Harry nodded, but he felt miserable.
“Harry, rumor has it that you’ve been blaming yourself for what happened to me.” She looked at him with sympathy in her eyes.
“I should have handled the whole situation differently.”
“In what way?” she demanded, looking surprised. “It was just bad luck that I was hit by that projectile, and after that, we just had to do the best we could to survive.”
“I shouldn’t have left you alone when you were so sick. If I had stayed with you-.”
She stopped him with a raised hand. “I ordered you to leave, Ensign. Have you forgotten that?”
He stared at her, his mouth open.
“And if the tables had been turned and you were the one who was injured, I would have left you there to look for help. It was the logical thing to do.”
“Please, let me finish.” She took a deep breath and then continued, “What happened was totally unexpected, and you did the best you could in very fluid circumstances. The important thing is that we all escaped without suffering any serious permanent damage.”
“But, Captain, you almost died!”
She shook her head. “But I didn’t die, Harry, and that’s what matters. What I remember is that the crew managed to find a workable solution to an impossible problem and rescued me just in time. You played an important part in the rescue, and that’s what we should focus on as we move on.”
“I wasn’t involved in the actual rescue, Captain.” At her puzzled look, he continued, “I didn’t leave the ship after Tom beamed us onto the shuttle.”
“But you played an important part of the planning. You brought the doctor the projectile that had traces of the poison on it so he could analyze it and create an antidote. And you helped to bring down the dampening field so that Tom could beam you and the other two off of the planet in time to track me down at the ashram. I’m putting all three of you in for a commendation.”
“I don’t know what to say, Captain.”
“There’s nothing more that needs to be said, Harry. I asked you to come in here today because I wanted to thank you for saving my life. I want you to put all the guilt you feel behind you. I have no room on my bridge for a distracted officer.”
“Yes, Captain.” He felt himself blushing. “Is there anything else I can do for you?”
“Not right now. I’m going to review a few reports, but then I’m going to return to my quarters for another rehab session on my knee.”

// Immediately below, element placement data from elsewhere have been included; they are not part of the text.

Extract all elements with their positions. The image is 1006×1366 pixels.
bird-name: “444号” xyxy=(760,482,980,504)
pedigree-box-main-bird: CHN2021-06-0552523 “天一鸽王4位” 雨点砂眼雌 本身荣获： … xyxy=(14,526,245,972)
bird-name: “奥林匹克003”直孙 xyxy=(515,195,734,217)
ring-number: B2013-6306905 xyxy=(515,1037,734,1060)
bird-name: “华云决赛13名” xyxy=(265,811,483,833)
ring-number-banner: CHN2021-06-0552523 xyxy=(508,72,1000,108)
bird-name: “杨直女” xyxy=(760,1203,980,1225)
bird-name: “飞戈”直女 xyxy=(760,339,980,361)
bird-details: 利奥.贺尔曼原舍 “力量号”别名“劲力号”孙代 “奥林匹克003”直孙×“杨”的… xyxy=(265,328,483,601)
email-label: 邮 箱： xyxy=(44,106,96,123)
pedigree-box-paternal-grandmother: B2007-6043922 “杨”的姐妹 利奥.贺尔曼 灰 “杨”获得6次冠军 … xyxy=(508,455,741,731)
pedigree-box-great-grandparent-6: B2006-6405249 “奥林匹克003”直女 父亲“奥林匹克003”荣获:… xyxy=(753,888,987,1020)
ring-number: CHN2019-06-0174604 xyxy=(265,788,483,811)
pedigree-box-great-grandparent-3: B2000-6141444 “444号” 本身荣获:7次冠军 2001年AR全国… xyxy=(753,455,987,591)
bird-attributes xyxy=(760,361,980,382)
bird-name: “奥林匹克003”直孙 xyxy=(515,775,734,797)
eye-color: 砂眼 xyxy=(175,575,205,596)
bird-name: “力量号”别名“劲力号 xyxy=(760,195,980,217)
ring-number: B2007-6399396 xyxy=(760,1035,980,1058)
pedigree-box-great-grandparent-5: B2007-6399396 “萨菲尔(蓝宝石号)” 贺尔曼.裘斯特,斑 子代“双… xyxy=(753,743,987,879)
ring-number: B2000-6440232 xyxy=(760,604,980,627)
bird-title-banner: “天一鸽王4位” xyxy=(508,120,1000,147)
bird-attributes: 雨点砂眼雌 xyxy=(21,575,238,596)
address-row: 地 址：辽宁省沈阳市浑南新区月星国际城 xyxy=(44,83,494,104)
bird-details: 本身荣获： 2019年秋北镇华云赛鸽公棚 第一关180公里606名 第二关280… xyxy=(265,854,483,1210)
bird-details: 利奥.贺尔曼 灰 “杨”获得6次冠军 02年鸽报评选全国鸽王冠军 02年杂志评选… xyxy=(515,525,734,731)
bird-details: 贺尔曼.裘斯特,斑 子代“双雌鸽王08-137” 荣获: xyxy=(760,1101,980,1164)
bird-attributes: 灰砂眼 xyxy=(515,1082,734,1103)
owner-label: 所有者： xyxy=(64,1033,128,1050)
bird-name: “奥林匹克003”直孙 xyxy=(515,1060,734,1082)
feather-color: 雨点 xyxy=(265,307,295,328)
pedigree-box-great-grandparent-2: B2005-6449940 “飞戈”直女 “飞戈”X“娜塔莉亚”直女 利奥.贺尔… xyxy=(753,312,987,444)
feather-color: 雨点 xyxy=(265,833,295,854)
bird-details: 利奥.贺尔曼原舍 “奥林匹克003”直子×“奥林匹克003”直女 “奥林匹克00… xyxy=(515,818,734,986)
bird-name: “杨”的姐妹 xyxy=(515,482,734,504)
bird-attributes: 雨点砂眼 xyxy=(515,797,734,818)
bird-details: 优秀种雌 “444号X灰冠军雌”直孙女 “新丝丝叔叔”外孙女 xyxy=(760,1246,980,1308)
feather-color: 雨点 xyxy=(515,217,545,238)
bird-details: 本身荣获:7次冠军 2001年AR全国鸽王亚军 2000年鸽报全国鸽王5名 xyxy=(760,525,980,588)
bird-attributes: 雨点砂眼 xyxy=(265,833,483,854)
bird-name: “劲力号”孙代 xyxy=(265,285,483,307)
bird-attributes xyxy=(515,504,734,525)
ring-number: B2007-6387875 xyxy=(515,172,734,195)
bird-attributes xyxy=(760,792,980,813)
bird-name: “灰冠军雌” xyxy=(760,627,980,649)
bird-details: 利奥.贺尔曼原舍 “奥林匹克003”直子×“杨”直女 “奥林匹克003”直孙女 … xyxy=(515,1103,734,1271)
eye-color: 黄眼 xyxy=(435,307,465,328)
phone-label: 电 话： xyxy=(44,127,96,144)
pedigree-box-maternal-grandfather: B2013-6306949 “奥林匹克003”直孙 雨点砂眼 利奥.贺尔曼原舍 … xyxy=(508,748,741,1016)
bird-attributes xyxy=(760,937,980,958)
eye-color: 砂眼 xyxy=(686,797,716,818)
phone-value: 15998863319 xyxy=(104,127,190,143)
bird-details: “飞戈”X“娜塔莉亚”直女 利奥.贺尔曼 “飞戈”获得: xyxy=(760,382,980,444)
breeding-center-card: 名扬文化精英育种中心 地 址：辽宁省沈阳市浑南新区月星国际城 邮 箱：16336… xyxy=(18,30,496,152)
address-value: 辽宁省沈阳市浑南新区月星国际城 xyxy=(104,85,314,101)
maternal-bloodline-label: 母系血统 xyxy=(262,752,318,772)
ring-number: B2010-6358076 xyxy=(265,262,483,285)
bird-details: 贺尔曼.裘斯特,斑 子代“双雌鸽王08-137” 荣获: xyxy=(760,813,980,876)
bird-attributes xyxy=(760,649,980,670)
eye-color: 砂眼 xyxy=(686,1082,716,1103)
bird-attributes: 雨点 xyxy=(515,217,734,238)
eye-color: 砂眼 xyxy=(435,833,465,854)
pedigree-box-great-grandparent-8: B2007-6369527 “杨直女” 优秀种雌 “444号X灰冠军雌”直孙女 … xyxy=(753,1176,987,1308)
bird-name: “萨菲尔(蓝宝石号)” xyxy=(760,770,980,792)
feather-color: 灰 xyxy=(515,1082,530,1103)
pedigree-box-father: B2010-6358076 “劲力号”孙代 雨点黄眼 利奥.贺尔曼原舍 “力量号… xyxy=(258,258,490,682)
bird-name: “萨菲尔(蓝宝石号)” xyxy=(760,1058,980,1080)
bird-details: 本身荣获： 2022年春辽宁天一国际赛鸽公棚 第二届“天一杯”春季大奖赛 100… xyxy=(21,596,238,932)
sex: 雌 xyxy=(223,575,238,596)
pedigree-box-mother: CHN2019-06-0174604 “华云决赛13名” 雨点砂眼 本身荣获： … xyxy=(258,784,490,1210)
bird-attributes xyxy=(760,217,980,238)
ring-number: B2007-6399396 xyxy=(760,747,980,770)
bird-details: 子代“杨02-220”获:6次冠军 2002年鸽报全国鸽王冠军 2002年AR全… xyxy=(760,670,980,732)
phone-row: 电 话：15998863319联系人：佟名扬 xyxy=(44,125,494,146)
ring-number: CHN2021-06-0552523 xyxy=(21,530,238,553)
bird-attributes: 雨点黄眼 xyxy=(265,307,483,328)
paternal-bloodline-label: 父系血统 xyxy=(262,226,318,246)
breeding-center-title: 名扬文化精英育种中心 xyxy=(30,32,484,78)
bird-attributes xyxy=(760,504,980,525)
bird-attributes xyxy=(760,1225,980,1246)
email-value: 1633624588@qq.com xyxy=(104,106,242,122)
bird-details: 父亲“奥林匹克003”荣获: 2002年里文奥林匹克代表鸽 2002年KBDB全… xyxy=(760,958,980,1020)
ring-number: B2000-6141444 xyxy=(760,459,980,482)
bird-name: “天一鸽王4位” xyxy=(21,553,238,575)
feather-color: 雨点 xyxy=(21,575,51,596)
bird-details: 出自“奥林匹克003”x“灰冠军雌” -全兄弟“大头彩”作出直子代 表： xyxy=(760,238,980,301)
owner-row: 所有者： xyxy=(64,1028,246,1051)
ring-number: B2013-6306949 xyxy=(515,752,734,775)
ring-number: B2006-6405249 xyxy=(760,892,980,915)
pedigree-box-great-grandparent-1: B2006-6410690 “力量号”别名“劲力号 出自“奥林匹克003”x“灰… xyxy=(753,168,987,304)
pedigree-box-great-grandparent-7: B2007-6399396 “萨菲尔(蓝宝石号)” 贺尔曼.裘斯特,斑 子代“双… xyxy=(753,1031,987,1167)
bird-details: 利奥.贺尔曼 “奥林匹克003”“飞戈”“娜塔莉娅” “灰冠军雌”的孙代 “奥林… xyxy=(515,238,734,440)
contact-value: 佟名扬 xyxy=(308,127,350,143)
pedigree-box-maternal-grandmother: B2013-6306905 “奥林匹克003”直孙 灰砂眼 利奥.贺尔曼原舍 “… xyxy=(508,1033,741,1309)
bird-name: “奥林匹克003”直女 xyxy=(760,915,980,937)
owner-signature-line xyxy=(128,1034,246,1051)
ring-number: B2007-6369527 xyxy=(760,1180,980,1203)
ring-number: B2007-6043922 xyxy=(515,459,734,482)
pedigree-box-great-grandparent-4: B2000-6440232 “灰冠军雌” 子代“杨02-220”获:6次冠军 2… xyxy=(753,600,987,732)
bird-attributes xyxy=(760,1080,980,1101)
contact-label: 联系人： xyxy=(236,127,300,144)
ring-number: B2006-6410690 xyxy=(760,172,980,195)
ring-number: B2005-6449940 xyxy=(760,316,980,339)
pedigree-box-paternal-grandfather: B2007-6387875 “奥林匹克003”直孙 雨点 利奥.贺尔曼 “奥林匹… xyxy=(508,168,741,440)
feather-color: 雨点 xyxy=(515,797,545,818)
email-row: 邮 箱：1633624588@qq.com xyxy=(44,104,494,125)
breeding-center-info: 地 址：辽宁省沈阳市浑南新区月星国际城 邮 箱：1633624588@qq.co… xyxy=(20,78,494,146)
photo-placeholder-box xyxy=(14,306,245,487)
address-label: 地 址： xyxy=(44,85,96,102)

“I don’t envy you that, Captain.”
“I’m getting better every day. However, I sometimes think Tuvok and Chakotay get some sort of vindictive pleasure out of putting me through the exercises.”
Harry grinned as he stood up to leave. “They just might.”
“I tell you what, Harry,” she continued, her eyes sparkling. “In a couple of weeks, when my knee is completely healed, we’ll play a few games of velocity. Maybe it will make you feel better if you let me win.”
He couldn’t help but laugh. “That can definitely be arranged.”